【歯科医師が回答】銀歯の使用は先進国で日本だけ!? 銀歯をおすすめしない理由

 
虫歯治療は保険の銀歯でも仕方ないと考えていませんか?その治療、少し考え直した方が良いかも知れません。
 
銀歯で治療してしまうとその後に虫歯が再発し、再治療となってしまうリスクが高いようです。
 
現役の歯科医師である佐藤美嘉(さとうみか)歯科医師にインタビューし、銀歯と金歯のメリット・デメリットを教えていただきました。

 

銀歯と金歯について、メリット・デメリットを教えてください

 

先進国で日本だけ?最も再治療になりやすい「銀歯」:保険診療

「銀歯」はパラジウムという銀合金で作られていますが、先進国でもこの材料は日本でしか使用されていません。
 
保険適用の材料ですが、正直あまりおすすめしたくない材料です。
 
メリットとしては、セラミック材料よりは耐久性度が高いです。
 
デメリットとしては、銀歯ですので色素の親和性が低いです。
 
そして、銀歯と歯の接着材料の間から二次カリエス(詰め物の隙間から虫歯になること)に一番なりやすいです。
 
金歯は伸びますが銀歯は伸びないので、どうしても銀歯と接着剤が数年経つと溶けて、間から二次カリエスになってしまいます。
 
それらの理由から銀歯はおすすめしていません。銀歯にするくらいならできる限りレジンで対応できるところまで可能であれば治療するようにしています。

 

柔らかくて長持ち!耐久性のある「金歯(ゴールド)」:自費診療

「金歯」のメリットはゴールドなので伸びがあるということと、白い材料より耐久性があるのでとても良い材料です。
 
少し柔らかいので、咬合時疼痛(噛み合わせるときの痛み)が少ない点が特徴です。
 
デメリットはやはり色です。
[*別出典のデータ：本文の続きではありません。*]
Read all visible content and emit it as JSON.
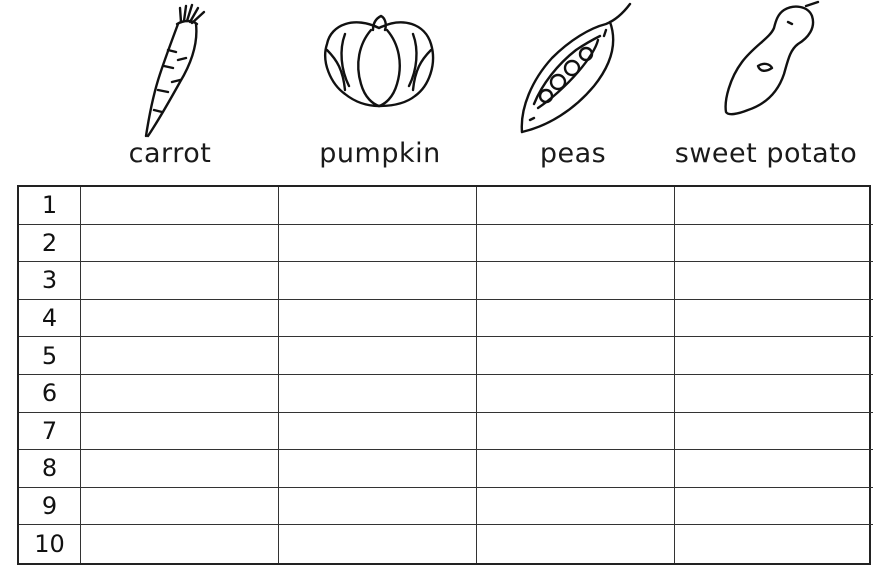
{
  "vegetables": [
    {
      "label": "carrot",
      "icon": "carrot-icon"
    },
    {
      "label": "pumpkin",
      "icon": "pumpkin-icon"
    },
    {
      "label": "peas",
      "icon": "peas-pod-icon"
    },
    {
      "label": "sweet potato",
      "icon": "sweet-potato-icon"
    }
  ],
  "rows": [
    "1",
    "2",
    "3",
    "4",
    "5",
    "6",
    "7",
    "8",
    "9",
    "10"
  ]
}
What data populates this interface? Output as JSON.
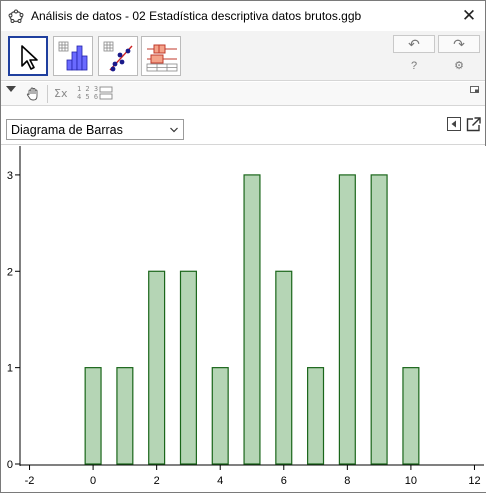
{
  "window": {
    "title": "Análisis de datos - 02 Estadística descriptiva datos brutos.ggb",
    "close_label": "✕"
  },
  "toolbar": {
    "tools": [
      {
        "name": "move-graphics-view-tool",
        "icon": "pointer-arrow-icon",
        "selected": true
      },
      {
        "name": "one-variable-analysis-tool",
        "icon": "histogram-icon",
        "selected": false
      },
      {
        "name": "two-variable-regression-tool",
        "icon": "scatter-regression-icon",
        "selected": false
      },
      {
        "name": "multiple-variable-analysis-tool",
        "icon": "boxplot-icon",
        "selected": false
      }
    ],
    "undo_label": "↶",
    "redo_label": "↷",
    "help_label": "?",
    "settings_label": "⚙"
  },
  "stylebar": {
    "sigma_label": "Σx",
    "numbers_label_top": "1 2 3",
    "numbers_label_bottom": "4 5 6"
  },
  "chart_selector": {
    "selected": "Diagrama de Barras"
  },
  "chart_data": {
    "type": "bar",
    "categories": [
      0,
      1,
      2,
      3,
      4,
      5,
      6,
      7,
      8,
      9,
      10
    ],
    "values": [
      1,
      1,
      2,
      2,
      1,
      3,
      2,
      1,
      3,
      3,
      1
    ],
    "xlim": [
      -2.3,
      12.3
    ],
    "ylim": [
      0,
      3.3
    ],
    "x_ticks": [
      -2,
      0,
      2,
      4,
      6,
      8,
      10,
      12
    ],
    "y_ticks": [
      0,
      1,
      2,
      3
    ],
    "bar_width": 0.5,
    "bar_fill": "#b5d5b5",
    "bar_stroke": "#1a661a",
    "grid": false
  },
  "colors": {
    "accent_selected": "#1f3f9e"
  }
}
親和性は白い材料よりは悪いと思います。
 
しかし、温度管理が優れているので、温かいものや冷たいものの温度を感覚として普通の歯と同じくらいには感じることができます。そして、長持ちもします。余談ですが、外すことになった際はゴールドを売ることもできます(笑)。

 

医科歯科ドットコム編集部コメント:二次カリエスになりやすい「銀歯」はおすすめできない

佐藤美嘉歯科医師に、銀歯と金歯のメリット・デメリットについて紹介していただきました。
 
歯科の保険診療は銀歯が一般的ですが、世界的には使用を禁止している国もあります。
 
佐藤美嘉歯科医師も、銀歯が一番「二次カリエス」になりやすいとお話しされていました。
 
「二次カリエス」とは、虫歯治療をした箇所やその周辺が虫歯になって、再治療が必要となった状態のことです。
 
治療を何度も繰り返してしまうと、やがて抜歯の選択を迫られ歯を失ってしまうこともあります。
 
人生100年時代と言われていますから、長期的に歯を保つことを考えて治療を選択しましょう。

 
取材日:2019年11月14日
 

プロフィール

佐藤 美嘉 歯科医師

・岩手医科大学卒業、2010年に歯科医師免許取得し、研修医終了後、都内医療法人に勤務
・現在は医療法人社団 高輪会、常勤医として外来、総合病院の病棟、ターミナル施設を担当
・一般的な歯科、美容診療の他に歯科口腔外科(摂食嚥下、ターミナル治療を含む)

特に摂食嚥下治療に関しては、高齢による機能低下、器質的変化により、食べることが今後難しいと言われた患者様の摂食のリハビリをしております。さらに、認知機能を摂食により改善させています。

オーラルケア(リハビリも含めた専門家による口腔周囲の衛生管理、および機能向上)の重要性が日本では欧米に比べると認知が低く、認知症改善、嚥下機能改善、生活習慣病に効果があることを広める活動をしております。